Primero fue una voz. Borrosa.
—El fragmento… debe ser sellado. No debe caer en manos de Lysandor.
Kael se tensó.
—¿Escucharon eso?
Mael asintió, pálido, sin apartar los ojos del agua.
Después apareció una figura apenas visible, envuelta en sombras. Su rostro no se distinguía del todo, pero sus rasgos parecían familiares, como si hubiera estado alguna vez en los recuerdos de Kael. Tenía el cabello oscuro, y un leve fulgor plateado en la piel.
—¿Quién es? —preguntó Kael, con la voz apenas un susurro.
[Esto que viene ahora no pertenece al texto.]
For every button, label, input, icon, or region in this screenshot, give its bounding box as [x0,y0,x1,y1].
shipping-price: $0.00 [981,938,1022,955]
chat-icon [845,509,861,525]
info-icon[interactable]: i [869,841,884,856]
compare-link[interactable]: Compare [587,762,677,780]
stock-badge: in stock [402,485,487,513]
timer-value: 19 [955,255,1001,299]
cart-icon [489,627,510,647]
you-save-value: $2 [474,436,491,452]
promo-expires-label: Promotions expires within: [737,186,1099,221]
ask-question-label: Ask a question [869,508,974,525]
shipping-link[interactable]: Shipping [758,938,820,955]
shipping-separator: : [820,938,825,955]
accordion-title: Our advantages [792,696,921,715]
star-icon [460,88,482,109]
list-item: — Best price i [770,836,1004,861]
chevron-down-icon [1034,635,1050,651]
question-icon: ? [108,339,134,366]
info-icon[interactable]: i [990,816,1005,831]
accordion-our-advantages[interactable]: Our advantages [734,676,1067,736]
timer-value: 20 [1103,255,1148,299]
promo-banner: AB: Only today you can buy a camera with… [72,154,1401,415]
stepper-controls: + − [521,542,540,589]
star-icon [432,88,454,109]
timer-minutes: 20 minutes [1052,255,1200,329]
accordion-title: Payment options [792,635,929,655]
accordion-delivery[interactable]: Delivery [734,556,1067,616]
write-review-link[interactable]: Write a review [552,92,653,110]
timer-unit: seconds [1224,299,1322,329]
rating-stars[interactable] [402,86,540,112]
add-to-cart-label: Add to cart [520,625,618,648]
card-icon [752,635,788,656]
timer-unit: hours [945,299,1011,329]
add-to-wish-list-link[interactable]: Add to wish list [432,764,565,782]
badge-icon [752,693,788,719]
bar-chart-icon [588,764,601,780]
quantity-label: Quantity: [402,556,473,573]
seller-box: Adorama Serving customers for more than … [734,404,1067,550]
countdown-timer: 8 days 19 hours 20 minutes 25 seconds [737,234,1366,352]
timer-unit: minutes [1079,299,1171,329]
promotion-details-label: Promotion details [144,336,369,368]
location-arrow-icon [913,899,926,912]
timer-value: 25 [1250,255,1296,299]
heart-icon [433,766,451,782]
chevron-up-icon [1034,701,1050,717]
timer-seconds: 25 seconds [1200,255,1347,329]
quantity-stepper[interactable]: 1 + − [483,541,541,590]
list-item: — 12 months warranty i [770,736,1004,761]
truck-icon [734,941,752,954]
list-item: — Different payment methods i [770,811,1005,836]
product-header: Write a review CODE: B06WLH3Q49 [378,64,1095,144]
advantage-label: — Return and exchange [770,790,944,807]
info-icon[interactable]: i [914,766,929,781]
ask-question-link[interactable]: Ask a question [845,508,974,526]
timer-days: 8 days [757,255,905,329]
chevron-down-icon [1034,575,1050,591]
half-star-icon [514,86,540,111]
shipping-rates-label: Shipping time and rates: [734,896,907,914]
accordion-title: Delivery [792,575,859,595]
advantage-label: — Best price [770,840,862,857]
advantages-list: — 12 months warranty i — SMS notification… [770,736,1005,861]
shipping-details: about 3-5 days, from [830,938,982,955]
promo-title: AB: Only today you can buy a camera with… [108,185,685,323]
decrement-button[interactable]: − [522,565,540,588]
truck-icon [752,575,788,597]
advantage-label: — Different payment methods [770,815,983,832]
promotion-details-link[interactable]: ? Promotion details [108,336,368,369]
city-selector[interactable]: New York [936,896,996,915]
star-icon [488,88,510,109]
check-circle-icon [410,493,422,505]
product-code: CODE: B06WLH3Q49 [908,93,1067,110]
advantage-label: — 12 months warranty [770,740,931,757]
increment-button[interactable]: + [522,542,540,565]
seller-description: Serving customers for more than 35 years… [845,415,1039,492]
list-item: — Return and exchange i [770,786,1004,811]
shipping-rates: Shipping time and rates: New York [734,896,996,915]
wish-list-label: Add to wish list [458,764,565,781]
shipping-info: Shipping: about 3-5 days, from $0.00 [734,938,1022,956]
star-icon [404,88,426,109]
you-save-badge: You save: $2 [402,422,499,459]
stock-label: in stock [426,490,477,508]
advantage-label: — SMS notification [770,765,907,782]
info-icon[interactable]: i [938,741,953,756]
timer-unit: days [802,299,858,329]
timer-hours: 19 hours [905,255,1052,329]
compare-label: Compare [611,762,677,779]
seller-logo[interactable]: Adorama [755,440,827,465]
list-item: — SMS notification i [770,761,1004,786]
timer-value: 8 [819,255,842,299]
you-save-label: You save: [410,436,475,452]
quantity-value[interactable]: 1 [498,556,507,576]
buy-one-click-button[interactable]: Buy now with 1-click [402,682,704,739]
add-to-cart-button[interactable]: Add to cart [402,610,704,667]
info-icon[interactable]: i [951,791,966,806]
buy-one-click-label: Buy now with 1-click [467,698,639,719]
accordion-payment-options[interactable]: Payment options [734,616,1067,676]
—No lo sé —respondió Yara, pero su tono sonó más vacilante de lo habitual.
La imagen se desvaneció en un remolino de burbujas, dejando solo la superficie del agua temblando. Kael se quedó mirando fijamente, tratando de retener cada fragmento que había visto.
—Eso… —dijo Mael en voz baja—. No era una memoria antigua. Era reciente. Alguien está hablando sobre el Núcleo… aquí, en Vaelora.
Kael se giró hacia él.
—¿Crees que tenga que ver con el símbolo en el pergamino?
Mael bajó la mirada.
—Es posible. O… puede ser una trampa para atraernos. —Alzó la vista hacia Kael, y sus ojos se endurecieron—. No podemos fiarnos de nada en esta ciudad. Ni siquiera de lo que vemos.
—¿Mael? —insistió Kael, sintiendo la misma punzada de duda en el pecho que lo había perseguido desde la taberna—. ¿Tú sabes algo que no me dices?
Mael abrió la boca como para responder, pero Yara lo interrumpió, con la voz baja y cortante.